Das Gefühl der Trauer ist eines dieser Gefühle, die einen für den Rest des Leben begleiten. Auch wenn die Intensität und die Häufigkeit des Gefühls über die Zeit abnimmt, überfällt sie einen von hinten, wenn man es gerade am wenigsten erwartet. Worin liegt der Unterschied zu Trauer um einen Verstorbenen und Trauer bei einer Trennung?

Die Hand, die ich nach dem Verstorbenen ausstreckt

Inhaltsverzeichnis über die Unendlichkeit der Trauer

Verlust endet niemals

Das Gefühl der Trauer in Verbindung mit dem Tod eines geliebten Lebewesens scheint niemals wirklich zu vergehen. Während andere Gefühle, wie Angst oder Wut, weiterziehen, begleitet einen die Trauer für den Rest des Lebens, da der Verlust niemals beendet werden kann.

Es ist das Gefühl der Unendlichkeit, das mit dem Tod einher geht.

Wenn man sich von einem Partner oder einer Partnerin trennt, geht auch das mit dem Gefühl des Verlustes und der Trauer einher. Trotzdem scheint sich diese Art der Trauer schneller zu regenerieren, der eigene Organismus überwindet diese Form des Verlustes rascher, als es der Tod mit sich bringt. Vielleicht liegt das daran, dass der Tod endgültig ist.

Die Zeiten, die man gemeinsam mit dem geliebten Menschen oder Lebewesen verbracht hat, werden unumstößlich nie mehr wiederkehren. Bei der Trennung eines Partners ist immer ein Hintertürchen offen. Der Partner ist irgendwo immer noch in der physischen Realität vorhanden, selbst wenn er oder sie ans andere Ende der Welt gezogen und verheiratet ist, das Hintertürchen, dass die alten Zeiten wiederkehren könnten, bleibt. Hilft das, den Verlust einer Partnerschaft schnell zu überwinden? „Schnell“ ist selbstverständlich relativ, das kann auch Jahre bedeuten, aber irgendwann kommt bei den meisten Menschen der Moment, an dem sie ein Bild des verlorenen Partners sehen und nichts mehr fühlen.

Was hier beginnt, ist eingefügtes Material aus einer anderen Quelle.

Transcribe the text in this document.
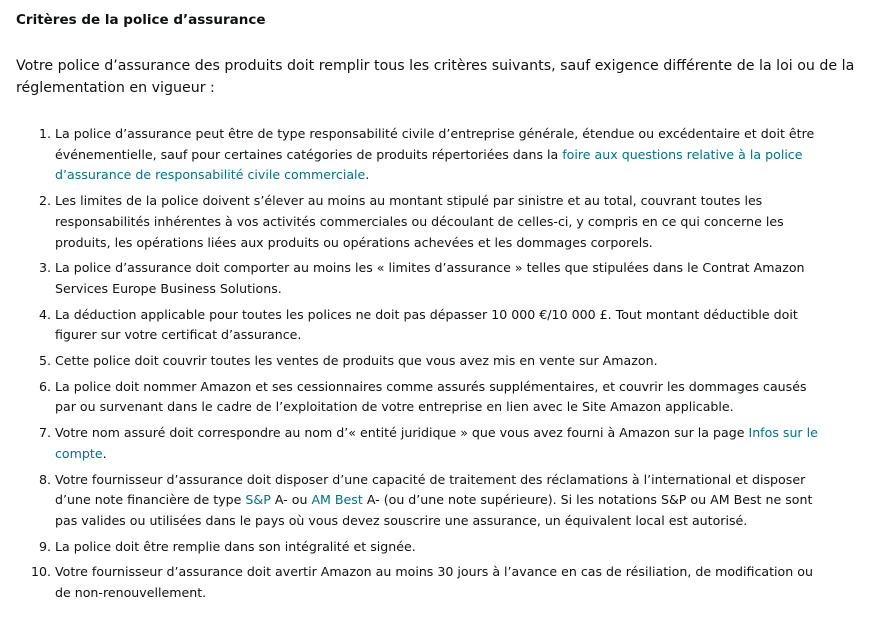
Critères de la police d’assurance

Votre police d’assurance des produits doit remplir tous les critères suivants, sauf exigence différente de la loi ou de la réglementation en vigueur :

1. La police d’assurance peut être de type responsabilité civile d’entreprise générale, étendue ou excédentaire et doit être événementielle, sauf pour certaines catégories de produits répertoriées dans la foire aux questions relative à la police d’assurance de responsabilité civile commerciale.
2. Les limites de la police doivent s’élever au moins au montant stipulé par sinistre et au total, couvrant toutes les responsabilités inhérentes à vos activités commerciales ou découlant de celles-ci, y compris en ce qui concerne les produits, les opérations liées aux produits ou opérations achevées et les dommages corporels.
3. La police d’assurance doit comporter au moins les « limites d’assurance » telles que stipulées dans le Contrat Amazon Services Europe Business Solutions.
4. La déduction applicable pour toutes les polices ne doit pas dépasser 10 000 €/10 000 £. Tout montant déductible doit figurer sur votre certificat d’assurance.
5. Cette police doit couvrir toutes les ventes de produits que vous avez mis en vente sur Amazon.
6. La police doit nommer Amazon et ses cessionnaires comme assurés supplémentaires, et couvrir les dommages causés par ou survenant dans le cadre de l’exploitation de votre entreprise en lien avec le Site Amazon applicable.
7. Votre nom assuré doit correspondre au nom d’« entité juridique » que vous avez fourni à Amazon sur la page Infos sur le compte.
8. Votre fournisseur d’assurance doit disposer d’une capacité de traitement des réclamations à l’international et disposer d’une note financière de type S&P A- ou AM Best A- (ou d’une note supérieure). Si les notations S&P ou AM Best ne sont pas valides ou utilisées dans le pays où vous devez souscrire une assurance, un équivalent local est autorisé.
9. La police doit être remplie dans son intégralité et signée.
10. Votre fournisseur d’assurance doit avertir Amazon au moins 30 jours à l’avance en cas de résiliation, de modification ou de non-renouvellement.
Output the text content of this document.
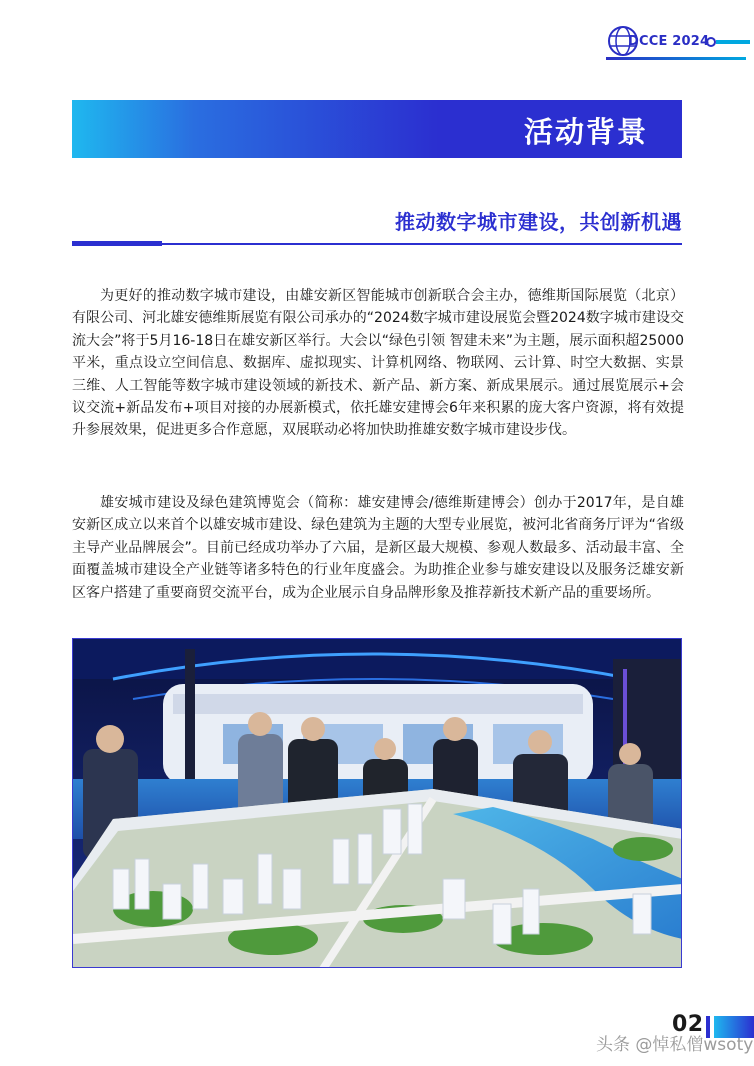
DCCE 2024
活动背景
推动数字城市建设，共创新机遇

为更好的推动数字城市建设，由雄安新区智能城市创新联合会主办，德维斯国际展览（北京）有限公司、河北雄安德维斯展览有限公司承办的“2024数字城市建设展览会暨2024数字城市建设交流大会”将于5月16-18日在雄安新区举行。大会以“绿色引领 智建未来”为主题，展示面积超25000平米，重点设立空间信息、数据库、虚拟现实、计算机网络、物联网、云计算、时空大数据、实景三维、人工智能等数字城市建设领域的新技术、新产品、新方案、新成果展示。通过展览展示+会议交流+新品发布+项目对接的办展新模式，依托雄安建博会6年来积累的庞大客户资源，将有效提升参展效果，促进更多合作意愿，双展联动必将加快助推雄安数字城市建设步伐。

雄安城市建设及绿色建筑博览会（简称：雄安建博会/德维斯建博会）创办于2017年，是自雄安新区成立以来首个以雄安城市建设、绿色建筑为主题的大型专业展览，被河北省商务厅评为“省级主导产业品牌展会”。目前已经成功举办了六届，是新区最大规模、参观人数最多、活动最丰富、全面覆盖城市建设全产业链等诸多特色的行业年度盛会。为助推企业参与雄安建设以及服务泛雄安新区客户搭建了重要商贸交流平台，成为企业展示自身品牌形象及推荐新技术新产品的重要场所。

02
头条 @悼私僧wsoty
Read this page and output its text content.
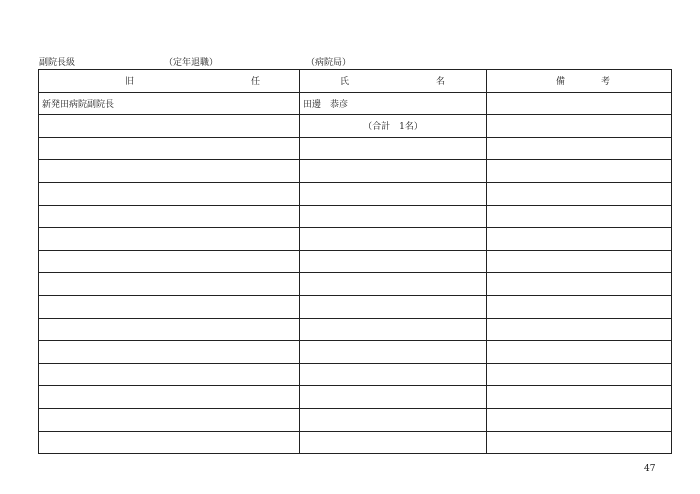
副院長級	（定年退職）	（病院局）
旧 任	氏 名	備 考

新発田病院副院長	田邊　恭彦	
	（合計　1名）	

47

Manchmal fragt man sich auch, wie man überhaupt etwas für diese Person empfinden konnte.

Die Trauer bei Tod jedoch ist anders. Da gibt es kein Hintertürchen, da gibt es kein hin und her und vielleicht doch nochmal: Es gibt nur den endgültigen Verlust, ein Für-Immer. Der Sand der Zeit rinnt einem unaufhaltsam durch die Finger, ohne Rücksicht auf Befindlichkeiten und Wünsche.

Der Prozess der Trauer

Direkt nach dem Tod kommt eine Zeit des Erstarrens, als würde die Zeit stillstehen, nichts geht mehr vorwärts. Wie soll das Leben auch vorwärts gehen ohne diese geliebte Präsenz um einen? Ein dicker Nebel scheint einen einzuhüllen, dämpft alle Sinneseindrücke, macht einen taub für die Außenwelt. Aber wir wissen, das Leben geht weiter. Unaufhaltsam rinnt die Zeit weiter, während man sich selbst fragt, wie das denn gehen soll. Und all die Erlebnisse, all die geteilte Zeit mit dem geliebten Lebewesen sind unausweichlich beendet.

Es gibt kein Zurück mehr, nur ein Vorwärts.

Die Zeit heilt alle Wunden … Ist das so? Die Unendlichkeit der Trauer ist so unendlich, dass sie nie mehr zu verschwinden scheint. Die Trauer tritt in den Hintergrund, man schafft neue Erlebnisse, neue Erinnerungen, aber dann überfällt sie einen rücklings von hinten, wenn man es am wenigsten erwartet.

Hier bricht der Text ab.